Shirley, Gold’s Gym, and the problem of group disappointment
I went to the gym to my regular workout, which includes an hour doing an aerobic workout with the beloved instructor Shirley. Shirley is this little tiny woman who has obviously worked out her whole life. She’s buff and compact, cheerful and friendly. She is conscientious, and thoughful, and responsible, and fun. And every Monday evening as I leave, I look forward to her saying, “I love you Sharon Drew!”
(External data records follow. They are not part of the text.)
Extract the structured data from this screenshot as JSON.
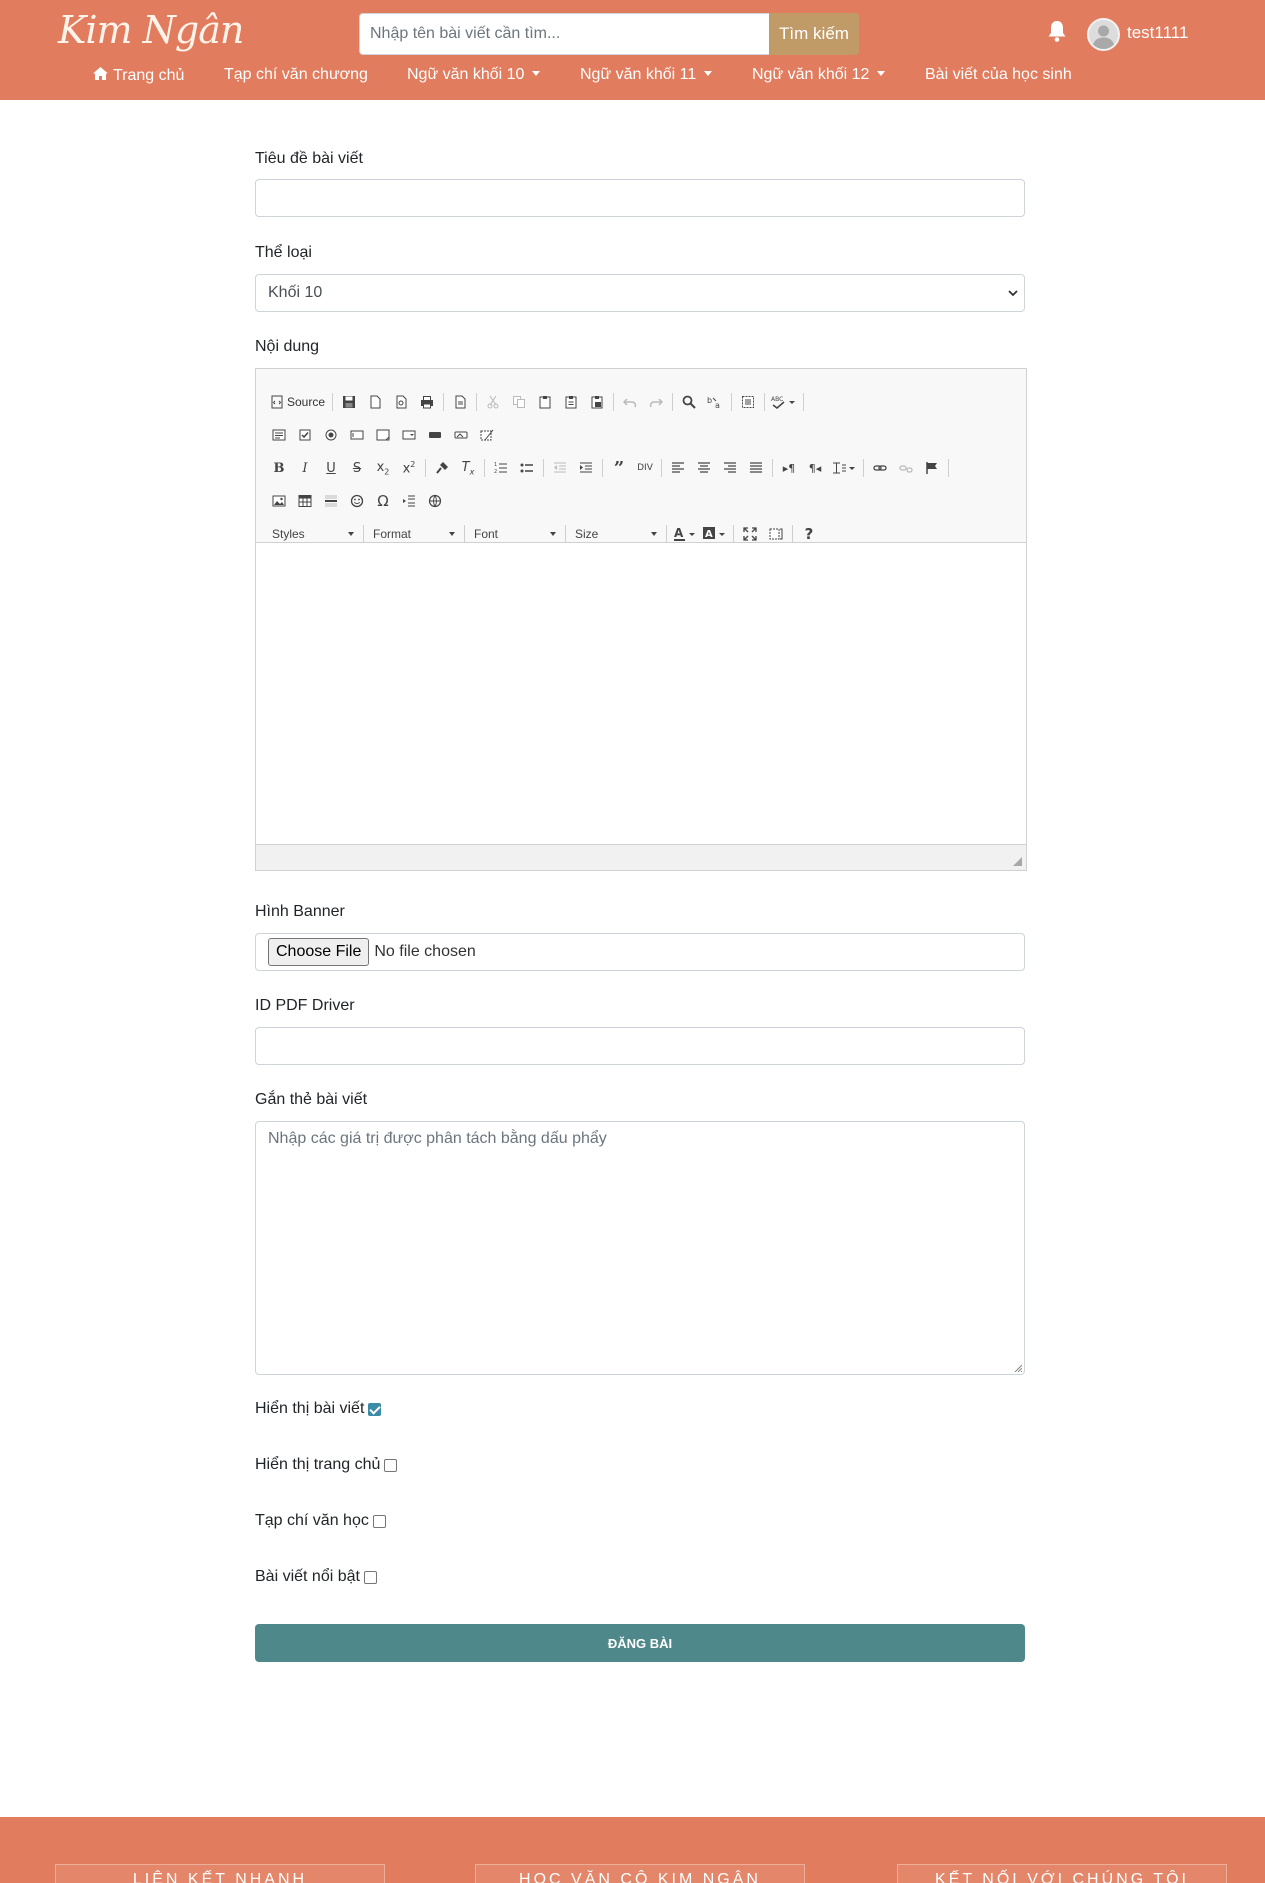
{
  "header": {
    "logo": "Kim Ngân",
    "search_placeholder": "Nhập tên bài viết cần tìm...",
    "search_button": "Tìm kiếm",
    "username": "test1111"
  },
  "nav": {
    "items": [
      {
        "label": "Trang chủ",
        "dropdown": false
      },
      {
        "label": "Tạp chí văn chương",
        "dropdown": false
      },
      {
        "label": "Ngữ văn khối 10",
        "dropdown": true
      },
      {
        "label": "Ngữ văn khối 11",
        "dropdown": true
      },
      {
        "label": "Ngữ văn khối 12",
        "dropdown": true
      },
      {
        "label": "Bài viết của học sinh",
        "dropdown": false
      }
    ]
  },
  "form": {
    "title_label": "Tiêu đề bài viết",
    "title_value": "",
    "category_label": "Thể loại",
    "category_value": "Khối 10",
    "content_label": "Nội dung",
    "banner_label": "Hình Banner",
    "file_button": "Choose File",
    "file_status": "No file chosen",
    "pdf_label": "ID PDF Driver",
    "pdf_value": "",
    "tags_label": "Gắn thẻ bài viết",
    "tags_placeholder": "Nhập các giá trị được phân tách bằng dấu phẩy",
    "checks": [
      {
        "label": "Hiển thị bài viết",
        "checked": true
      },
      {
        "label": "Hiển thị trang chủ",
        "checked": false
      },
      {
        "label": "Tạp chí văn học",
        "checked": false
      },
      {
        "label": "Bài viết nổi bật",
        "checked": false
      }
    ],
    "submit": "ĐĂNG BÀI"
  },
  "editor": {
    "source_label": "Source",
    "combos": [
      "Styles",
      "Format",
      "Font",
      "Size"
    ]
  },
  "footer": {
    "sections": [
      "LIÊN KẾT NHANH",
      "HỌC VĂN CÔ KIM NGÂN",
      "KẾT NỐI VỚI CHÚNG TÔI"
    ]
  },
  "colors": {
    "header_bg": "#e17c5e",
    "search_button": "#c09b68",
    "submit_button": "#4e888a"
  }
}
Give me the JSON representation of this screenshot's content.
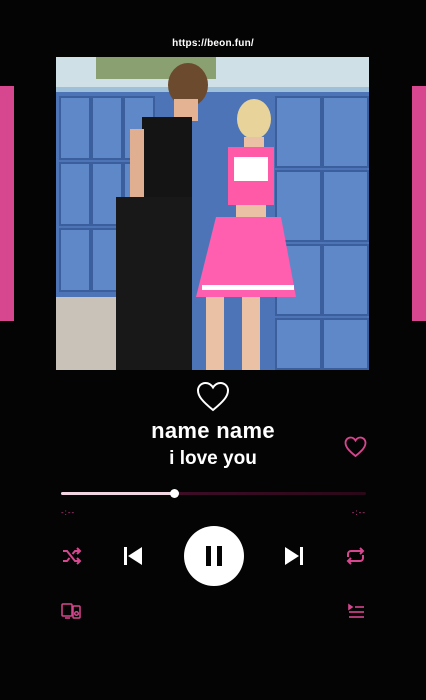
{
  "url": "https://beon.fun/",
  "track": {
    "title": "name name",
    "subtitle": "i love you"
  },
  "progress": {
    "fraction": 0.37,
    "elapsed": "-:--",
    "remaining": "-:--"
  },
  "colors": {
    "accent": "#d6478f",
    "background": "#040404",
    "text": "#ffffff"
  },
  "icons": {
    "like_top": "heart-outline-icon",
    "like_right": "heart-outline-icon",
    "shuffle": "shuffle-icon",
    "previous": "skip-previous-icon",
    "play_pause": "pause-icon",
    "next": "skip-next-icon",
    "repeat": "repeat-icon",
    "devices": "devices-icon",
    "queue": "queue-icon"
  }
}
But tonight, Shirley wasn’t there, nor will she ever be again, apparently. Where did she go? She was fired. Why? No one knows. After years and years of training 15 classes a week, she was gone, leaving behind hundreds of angry, confused people who love her and depend on her.
Gold’s Gym had no comment. It seems that the day before people picketed; hundreds of emails brought a form letter that says nothing; people in her classes wrote petitions. Nothing. I know of at least 2 people who quit their memberships because Shirley wasn’t there.
Here is the question: how should a large behemouth like Gold’s Gym do crisis management when they have to let go a beloved icon? How can they handle it in a way that doesn’t leave behind angry people? How can they maintain their corporate brand when so many people are saying bad things, starting rumors, denigrating their management here in Austin.
Let’s discuss this. Send me some comments. There must be a way through this so there is a win-win. Or is it possible that sometimes, no matter what the intentions, there is just no win?